Artists: Harshit Agrawal in collaboration with 64/1, Chandra Bhattacharjee, Sakti Burman, Sheba Chhachhi, Jogen Chowdhury, Priyanka D’Souza, Tanya Goel, Laxma Goud, Ganesh Haloi, Manjunath Kamath, Puneet Kaushik, Bharti Kher, Martand Khosla, Neerja Kothari, Balbir Krishan, Rahul Kumar,Tayeba Begum Lipi, Shruti Mahajan + Ravindra G. Rao, Paresh Maity, Debasish Mukherjee, Manish Pushkale, Mona Rai, Rekha Rodwittiya, Debanjan Roy, Prasanta Sahu, Wardha Shabbir, Shailesh BR, Shambhavi, Gulam Mohammed Sheikh, Ayesha Singh + Abhimanyu Dalal, LN Tallur
Installation supported by Plotini (IT)
Project Management by Shefali Mehrotra and Francesca Filisetti
Special thanks to Paola Gribaudo
Sama: Symbols and gestures in contemporary art practices. Italy and India vol. 1.

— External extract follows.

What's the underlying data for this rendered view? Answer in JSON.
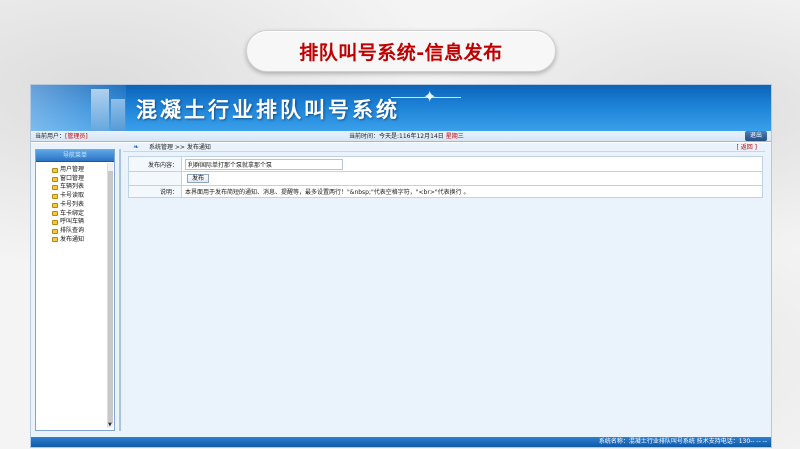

A visionary and pioneering film installation that explores the exciting world of Contemporary Art in both the Indian sub-continent and in Italy, and lends context by investigating the semiotics i.e. the signs and symbols surrounding them in history and culture. It allows the audience to glimpse into the aesthetics of the two regions by exploring histories of tradition vs. modernity, pedagogies of the two countries, gender, archaeologies and politics of the time; themes of migration, exile, time and memory; religiosity and syncretism; and regional specificity amidst global times. The installation, imagined as collective continuum of different narratives that echo artist voices across continents and heterogeneous contemporary art practices. They also excavate now-rare and valuable forms of craftsmanship in Italy and India. The film develops an emotional bridge between the two countries, as an example of the historical cultural and socioeconomic extremes of the Euro-Asian continent, which despite their differences and complexities share a common ancestral connection and in doing so resolve distances into intercultural dialogues open to interpretation.
The film is commissioned and produced by Arthub, Engendered, the Embassy of Italy in New Delhi and the Italian Cultural Institute of New Delhi together with the Indian Council for Cultural Relations. Directed in India by Onir, script by Alessandra Galletta, based on a concept by Myna Mukherjee and Davide Quadrio.